We hypothesised that there are parallels between dedifferentiation or reprogramming of somatic cells to induced pluripotent stem cells and the natural process of dedifferentiation during epimorphic regeneration. We analysed expression levels of the most commonly used pluripotency associated factors in regenerating and non-regenerating tissue and compared them with levels in a pluripotent reference cell. We found that some of the pluripotency associated factors (oct4/pou5f1, sox2, c-myc, klf4, tert, sall4, zic3, dppa2/4 and fut1, a homologue of ssea1) were expressed before and during regeneration and that at least two of these factors (oct4, sox2) were also required for normal fin regeneration in the zebrafish. However these factors were not upregulated during regeneration as would be expected if blastema cells acquired pluripotency.

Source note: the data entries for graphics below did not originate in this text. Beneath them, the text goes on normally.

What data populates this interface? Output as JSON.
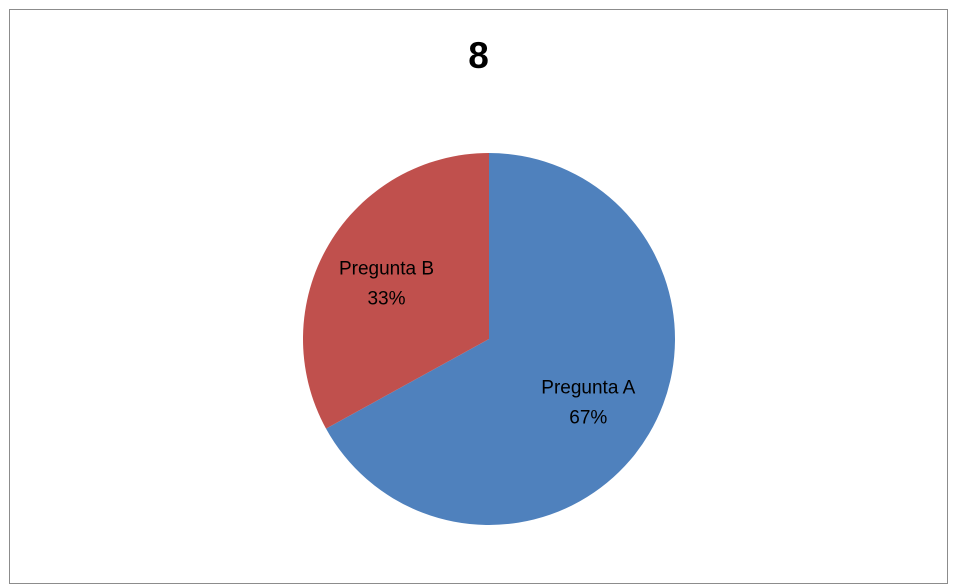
{
  "chart_data": {
    "type": "pie",
    "title": "8",
    "categories": [
      "Pregunta  A",
      "Pregunta  B"
    ],
    "values": [
      67,
      33
    ],
    "labels": [
      "67%",
      "33%"
    ],
    "colors": [
      "#4f81bd",
      "#c0504d"
    ],
    "legend": "none"
  }
}
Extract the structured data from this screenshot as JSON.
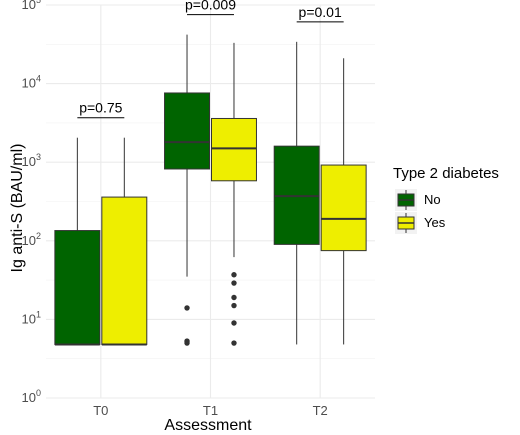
{
  "chart_data": {
    "type": "box",
    "xlabel": "Assessment",
    "ylabel": "Ig anti-S (BAU/ml)",
    "y_scale": "log10",
    "ylim": [
      1,
      100000
    ],
    "y_ticks": [
      {
        "value": 1,
        "label_base": "10",
        "label_exp": "0"
      },
      {
        "value": 10,
        "label_base": "10",
        "label_exp": "1"
      },
      {
        "value": 100,
        "label_base": "10",
        "label_exp": "2"
      },
      {
        "value": 1000,
        "label_base": "10",
        "label_exp": "3"
      },
      {
        "value": 10000,
        "label_base": "10",
        "label_exp": "4"
      },
      {
        "value": 100000,
        "label_base": "10",
        "label_exp": "5"
      }
    ],
    "categories": [
      "T0",
      "T1",
      "T2"
    ],
    "grid": true,
    "legend": {
      "title": "Type 2 diabetes",
      "position": "right",
      "entries": [
        {
          "label": "No",
          "color": "#006400"
        },
        {
          "label": "Yes",
          "color": "#eeee00"
        }
      ]
    },
    "series": [
      {
        "name": "No",
        "color": "#006400",
        "boxes": [
          {
            "category": "T0",
            "min": 4.8,
            "q1": 4.8,
            "median": 4.8,
            "q3": 135,
            "max": 2050,
            "outliers": []
          },
          {
            "category": "T1",
            "min": 35,
            "q1": 820,
            "median": 1800,
            "q3": 7600,
            "max": 42000,
            "outliers": [
              14,
              5.3,
              5
            ]
          },
          {
            "category": "T2",
            "min": 4.8,
            "q1": 90,
            "median": 370,
            "q3": 1600,
            "max": 34000,
            "outliers": []
          }
        ]
      },
      {
        "name": "Yes",
        "color": "#eeee00",
        "boxes": [
          {
            "category": "T0",
            "min": 4.8,
            "q1": 4.8,
            "median": 4.8,
            "q3": 360,
            "max": 2050,
            "outliers": []
          },
          {
            "category": "T1",
            "min": 62,
            "q1": 580,
            "median": 1500,
            "q3": 3600,
            "max": 33000,
            "outliers": [
              37,
              29,
              19,
              15,
              9,
              5
            ]
          },
          {
            "category": "T2",
            "min": 4.8,
            "q1": 75,
            "median": 190,
            "q3": 920,
            "max": 21000,
            "outliers": []
          }
        ]
      }
    ],
    "annotations": [
      {
        "category": "T0",
        "text": "p=0.75"
      },
      {
        "category": "T1",
        "text": "p=0.009"
      },
      {
        "category": "T2",
        "text": "p=0.01"
      }
    ]
  }
}
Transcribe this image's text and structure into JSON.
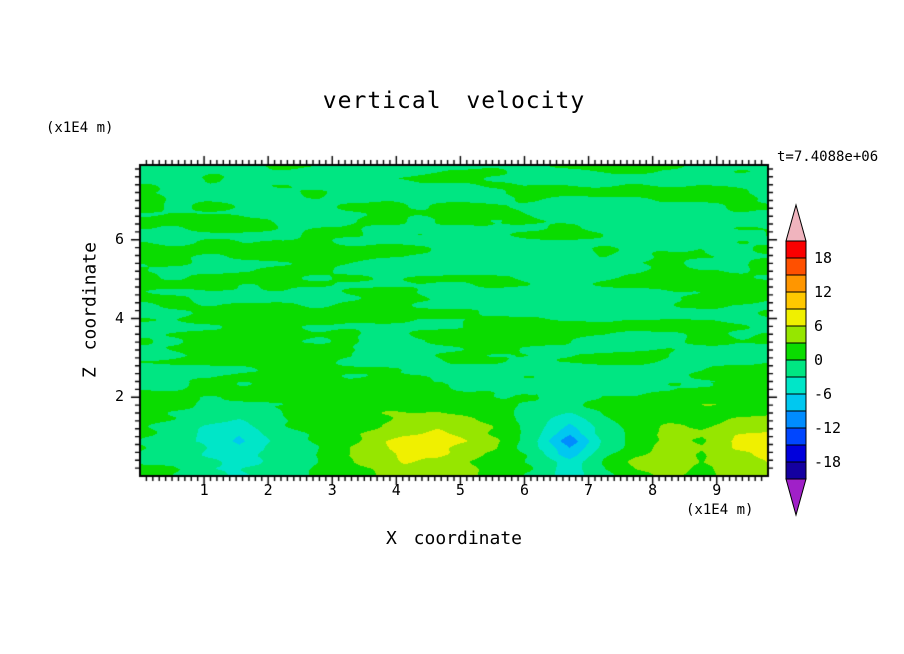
{
  "chart_data": {
    "type": "heatmap",
    "title": "vertical velocity",
    "xlabel": "X coordinate",
    "ylabel": "Z coordinate",
    "x_unit": "(x1E4 m)",
    "y_unit": "(x1E4 m)",
    "time_annotation": "t=7.4088e+06",
    "xlim": [
      0,
      9.8
    ],
    "ylim": [
      0,
      7.9
    ],
    "x_ticks": [
      1,
      2,
      3,
      4,
      5,
      6,
      7,
      8,
      9
    ],
    "y_ticks": [
      2,
      4,
      6
    ],
    "contour_levels": [
      -21,
      -18,
      -15,
      -12,
      -9,
      -6,
      -3,
      0,
      3,
      6,
      9,
      12,
      15,
      18,
      21
    ],
    "contour_colors_low_to_high": [
      "#1400A0",
      "#0000DC",
      "#0046FF",
      "#008CFF",
      "#00C8F0",
      "#00E6C8",
      "#00E682",
      "#0ADC00",
      "#96E600",
      "#F0F000",
      "#FFC800",
      "#FF9600",
      "#FF5000",
      "#FA0000"
    ],
    "under_arrow_color": "#A020C8",
    "over_arrow_color": "#F0B4BE",
    "colorbar_tick_labels": [
      "18",
      "12",
      "6",
      "0",
      "-6",
      "-12",
      "-18"
    ],
    "grid_values": [
      [
        0,
        0,
        0,
        0,
        0,
        0,
        0,
        0,
        0,
        0,
        0,
        0,
        0,
        0,
        0,
        0,
        0,
        0,
        0,
        0
      ],
      [
        0,
        0,
        0,
        0,
        0,
        0,
        0,
        0,
        0,
        0,
        0,
        0,
        0,
        0,
        0,
        0,
        0,
        0,
        0,
        0
      ],
      [
        0,
        0,
        0,
        0,
        0,
        0,
        0,
        0,
        0,
        0,
        0,
        0,
        0,
        0,
        0,
        0,
        0,
        0,
        0,
        0
      ],
      [
        0,
        0,
        0,
        0,
        0,
        0,
        0,
        0,
        0,
        0,
        0,
        0,
        0,
        0,
        0,
        0,
        0,
        0,
        0,
        0
      ],
      [
        0,
        0,
        0,
        0,
        0,
        0,
        0,
        0,
        0,
        0,
        0,
        0,
        0,
        0,
        0,
        0,
        0,
        0,
        0,
        0
      ],
      [
        0,
        0,
        0,
        0,
        0,
        0,
        0,
        0,
        0,
        0,
        0,
        0,
        0,
        0,
        0,
        0,
        0,
        0,
        0,
        0
      ],
      [
        0,
        0,
        0,
        0,
        0,
        0,
        0,
        0,
        0,
        0,
        0,
        0,
        0,
        0,
        0,
        0,
        0,
        0,
        0,
        0
      ],
      [
        1,
        0,
        -1,
        -1,
        0,
        1,
        1,
        2,
        2,
        2,
        1,
        0,
        0,
        -1,
        1,
        1,
        1,
        2,
        2,
        2
      ],
      [
        0,
        -2,
        -4,
        -7,
        -3,
        -1,
        1,
        4,
        7,
        8,
        5,
        2,
        -3,
        -11,
        -2,
        2,
        5,
        3,
        6,
        7
      ],
      [
        1,
        0,
        -2,
        -3,
        -2,
        0,
        2,
        3,
        5,
        4,
        3,
        1,
        0,
        -3,
        0,
        3,
        4,
        3,
        5,
        6
      ]
    ],
    "texture_noise": {
      "amplitude_upper": 1.5,
      "amplitude_lower": 1.0,
      "boundary_z": 2.4,
      "wavelength_x": [
        1.3,
        0.55
      ],
      "wavelength_z": [
        0.38,
        0.18
      ],
      "seed": 7
    }
  }
}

By comparing cells from the regeneration blastema with embryonic pluripotent reference cells we found that induced pluripotent stem and blastema cells do not share pluripotency. However, during blastema formation some of the key reprogramming factors are both expressed and are also required for regeneration to take place. We therefore propose a link between partially reprogrammed induced pluripotent stem cells and the half way state of blastema cells and suggest that a common mechanism might be regulating these two processes.